Tips to Riff as a Singer: Use the Minor Pentatonic Scale to Practice
Today we’re going to be talking about the minor pentatonic scale! Learning this scale makes everything sound better that we do as performers. While we don’t need to know every single scale as singers, when it comes to improving your pitch and your ear, some scales can be super helpful tools. They’re a great way to strengthen your ear and ensure that you’re creating the sound that you want every time you sing. We’ve talked about two other scales (learn about those here & here), but the minor pentatonic scale is one that you’re going to start to hear all around once you know what it sounds like! Understanding what this scale is and what it sounds like will help you become a better singer and musician. Using the minor pentatonic scale will help you create stronger and more beautiful riffs as a singer, too! Let’s get started!

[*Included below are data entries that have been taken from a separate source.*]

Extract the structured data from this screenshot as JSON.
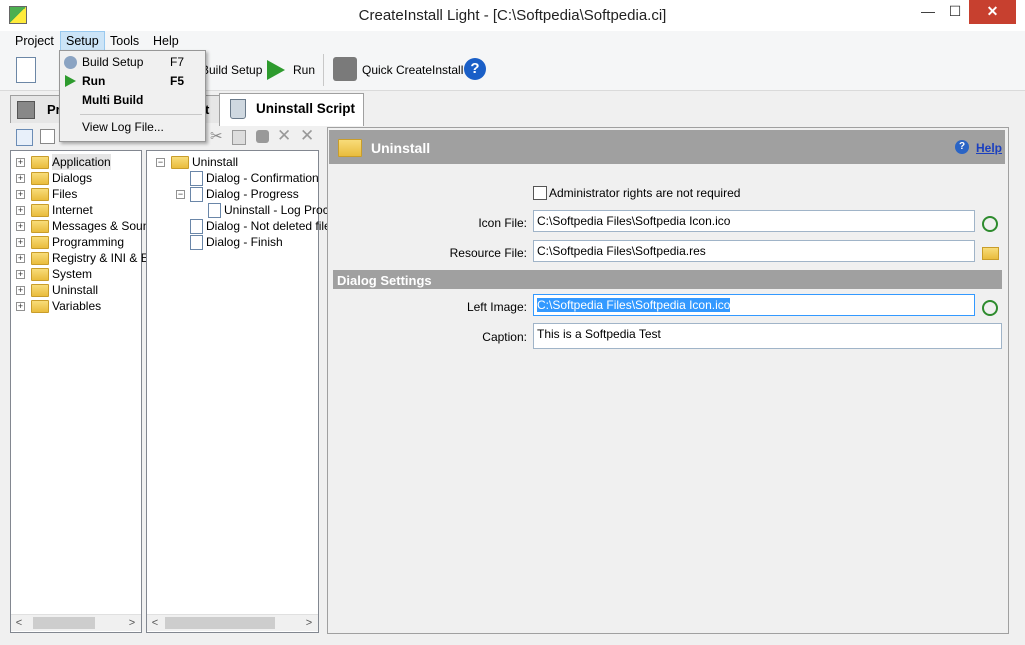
{
  "window": {
    "title": "CreateInstall Light - [C:\\Softpedia\\Softpedia.ci]",
    "min": "—",
    "max": "☐",
    "close": "✕"
  },
  "menu": [
    "Project",
    "Setup",
    "Tools",
    "Help"
  ],
  "toolbar": {
    "build_label": "Build Setup",
    "run_label": "Run",
    "quick_label": "Quick CreateInstall",
    "help_glyph": "?"
  },
  "tabs": {
    "project": "Pr",
    "script": "pt",
    "uninstall": "Uninstall Script"
  },
  "setup_menu": [
    {
      "label": "Build Setup",
      "key": "F7"
    },
    {
      "label": "Run",
      "key": "F5"
    },
    {
      "label": "Multi Build",
      "key": ""
    },
    {
      "label": "View Log File...",
      "key": ""
    }
  ],
  "tree_left": [
    "Application",
    "Dialogs",
    "Files",
    "Internet",
    "Messages & Sound",
    "Programming",
    "Registry & INI & En",
    "System",
    "Uninstall",
    "Variables"
  ],
  "tree_mid": [
    "Uninstall",
    "Dialog - Confirmation",
    "Dialog - Progress",
    "Uninstall - Log Proc",
    "Dialog - Not deleted file",
    "Dialog - Finish"
  ],
  "panel": {
    "header": "Uninstall",
    "help_link": "Help",
    "admin_checkbox": "Administrator rights are not required",
    "icon_file_label": "Icon File:",
    "icon_file_value": "C:\\Softpedia Files\\Softpedia Icon.ico",
    "resource_file_label": "Resource File:",
    "resource_file_value": "C:\\Softpedia Files\\Softpedia.res",
    "dialog_settings": "Dialog Settings",
    "left_image_label": "Left Image:",
    "left_image_value": "C:\\Softpedia Files\\Softpedia Icon.ico",
    "caption_label": "Caption:",
    "caption_value": "This is a Softpedia Test"
  },
  "colors": {
    "accent": "#3399ff",
    "header_gray": "#a0a0a0",
    "close_red": "#c7402f"
  }
}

How to Get The Minor Pentatonic Scale
As a quick review, a major scale is the type of scale we learn as beginner musicians. It’s 8 notes and the steps between notes are as follows: whole, whole, half, whole, whole, whole, and half. That tells us how far apart each note is. When you take that scale and make it minor, the spacing changes. Now it becomes: whole, half, whole, whole, half, whole and whole. Essentially, you take notes 3, 6 and 7 and make them flatter than they would be in a major scale. To then make that minor scale a pentatonic scale, we skip over notes 2 and 6! This means your scale goes: 1, flat 3, 4, 5, flat 7 and then 8. (PS. If it’s confusing to read this, make sure you watch the video below – I spend the first two minutes explaining this all!).
How to Use the Pentatonic Scale
First, I want to be clear: we’ll almost never use the pentatonic scale exactly how it’s written. Instead, we’re more likely to use the components of the scale for a riff as singers. You might skip some of the notes, but the movement of the riff basically mimics the scale! In today’s video, I’ll walk you through a few examples of how I might use the minor pentatonic scale when riffing it. As a voice coach, I think it’s important to understand this scale – listen to it, play around with it. I wouldn’t worry about intellectualizing it too much, but just work to get how it feels in your mouth and throat (and your brain!). Once you do, you’ll have another tool in your toolbox to create beautiful riffs, runs, and even be able to improvise better!